The Flathead Beacon just posted another of their “Focusing on…” articles, this time discussing the challenges to the Flathead River Corridor from increasing recreational pressure, which is forcing consideration of a new river corridor plan. Recommended reading . . .
The rhythm of the North Fork flows to a mellow tempo, even as the steady thrum of traffic and the ever-present flotilla of rafts and kayaks sketch a clear portrait of the wild and scenic river corridor’s growth and popularity.
Dust clouds roll off this unpaved portion of Highway 486, also known as the North Fork Flathead Road, and the meter of traffic ticking along the western border of Glacier National Park has given rise to the need for a new river management plan.

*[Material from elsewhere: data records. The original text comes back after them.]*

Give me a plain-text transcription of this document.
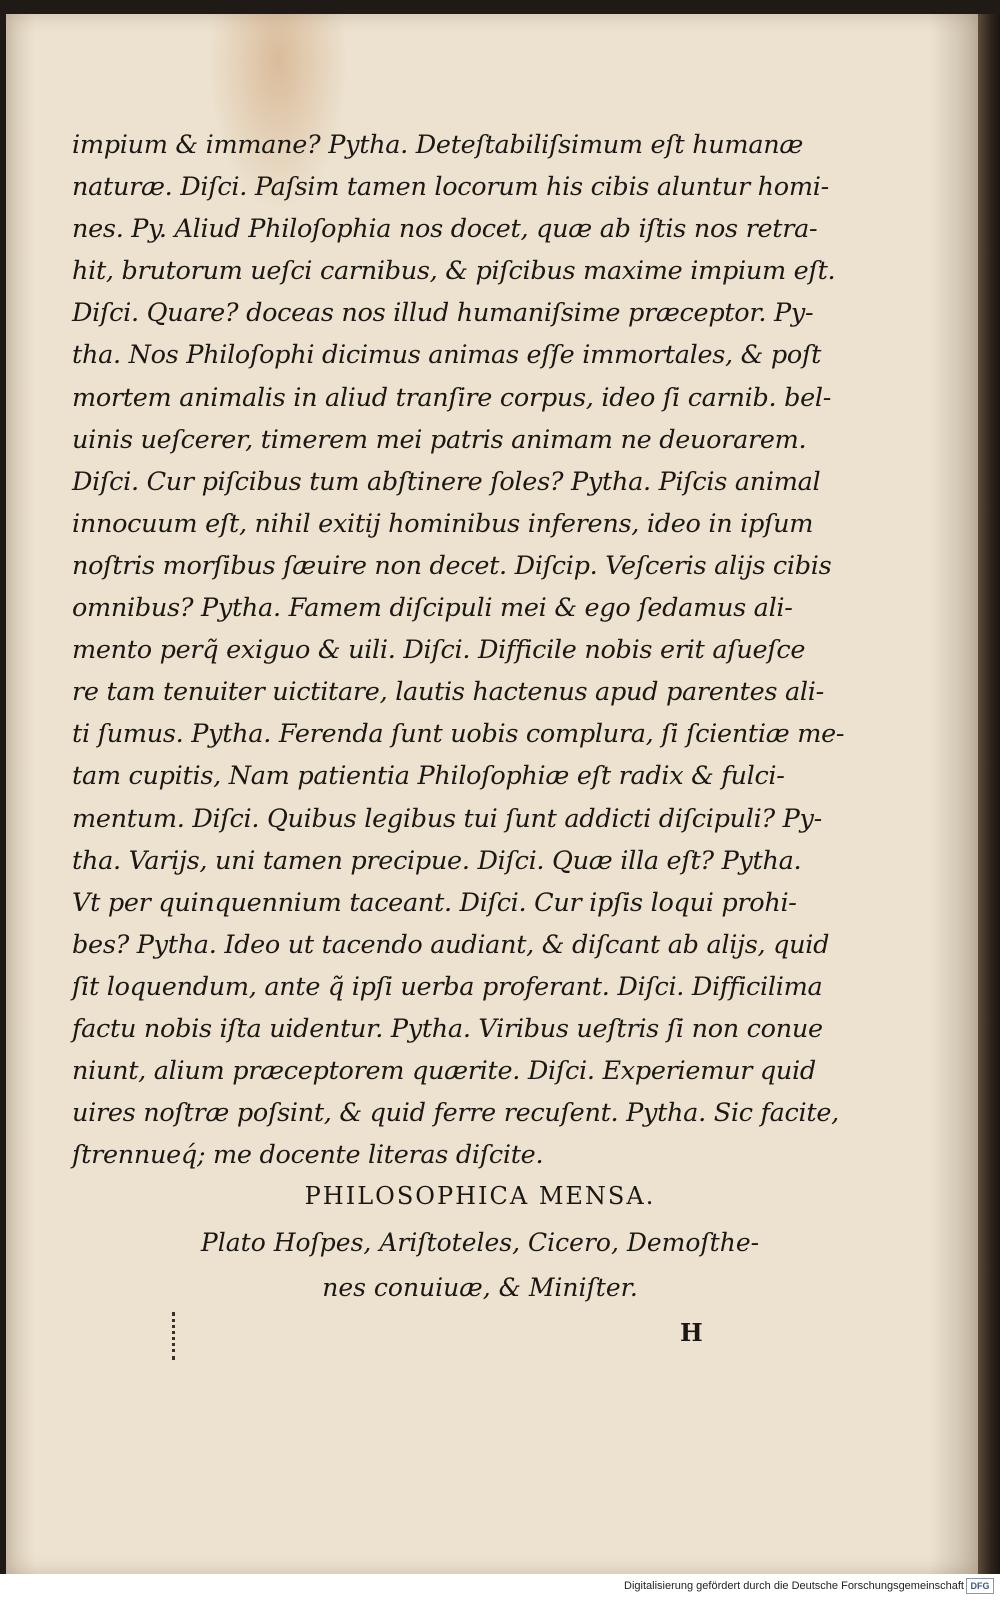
impium & immane? Pytha. Deteſtabiliſsimum eſt humanæ
naturæ. Diſci. Paſsim tamen locorum his cibis aluntur homi-
nes. Py. Aliud Philoſophia nos docet, quæ ab iſtis nos retra-
hit, brutorum ueſci carnibus, & piſcibus maxime impium eſt.
Diſci. Quare? doceas nos illud humaniſsime præceptor. Py-
tha. Nos Philoſophi dicimus animas eſſe immortales, & poſt
mortem animalis in aliud tranſire corpus, ideo ſi carnib. bel-
uinis ueſcerer, timerem mei patris animam ne deuorarem.
Diſci. Cur piſcibus tum abſtinere ſoles? Pytha. Piſcis animal
innocuum eſt, nihil exitij hominibus inferens, ideo in ipſum
noſtris morſibus ſæuire non decet. Diſcip. Veſceris alijs cibis
omnibus? Pytha. Famem diſcipuli mei & ego ſedamus ali-
mento perq̃ exiguo & uili. Diſci. Difficile nobis erit aſueſce
re tam tenuiter uictitare, lautis hactenus apud parentes ali-
ti ſumus. Pytha. Ferenda ſunt uobis complura, ſi ſcientiæ me-
tam cupitis, Nam patientia Philoſophiæ eſt radix & fulci-
mentum. Diſci. Quibus legibus tui ſunt addicti diſcipuli? Py-
tha. Varijs, uni tamen precipue. Diſci. Quæ illa eſt? Pytha.
Vt per quinquennium taceant. Diſci. Cur ipſis loqui prohi-
bes? Pytha. Ideo ut tacendo audiant, & diſcant ab alijs, quid
ſit loquendum, ante q̃ ipſi uerba proferant. Diſci. Difficilima
factu nobis iſta uidentur. Pytha. Viribus ueſtris ſi non conue
niunt, alium præceptorem quærite. Diſci. Experiemur quid
uires noſtræ poſsint, & quid ferre recuſent. Pytha. Sic facite,
ſtrennueq́; me docente literas diſcite.
PHILOSOPHICA MENSA.
Plato Hoſpes, Ariſtoteles, Cicero, Demoſthe-
nes conuiuæ, & Miniſter.
H
Digitalisierung gefördert durch die Deutsche Forschungsgemeinschaft DFG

Designated a National Wild and Scenic River in 1976, the three forks of the Flathead River amount to 219 miles of what everyone agrees is “a very special place,” says Rob Davies, the Flathead National Forest’s district ranger for the Hungry Horse/Glacier View district. The North Fork Flathead River is protected by that designation, while its eastern tributaries and uplands are tucked away in Glacier Park. Its Canadian headwaters are protected by a provincial ban on mining and drilling, and U.S. Sen. Max Baucus has introduced legislation that would prohibit new energy and mineral development on the nearly 400,000 acres of the North Fork watershed within the Flathead National Forest.
Still, public land managers say the river corridor is being impacted by increased use, and have been collecting data to inform the future of the river corridor, while calling on the public to help adopt a new management strategy for recreational use.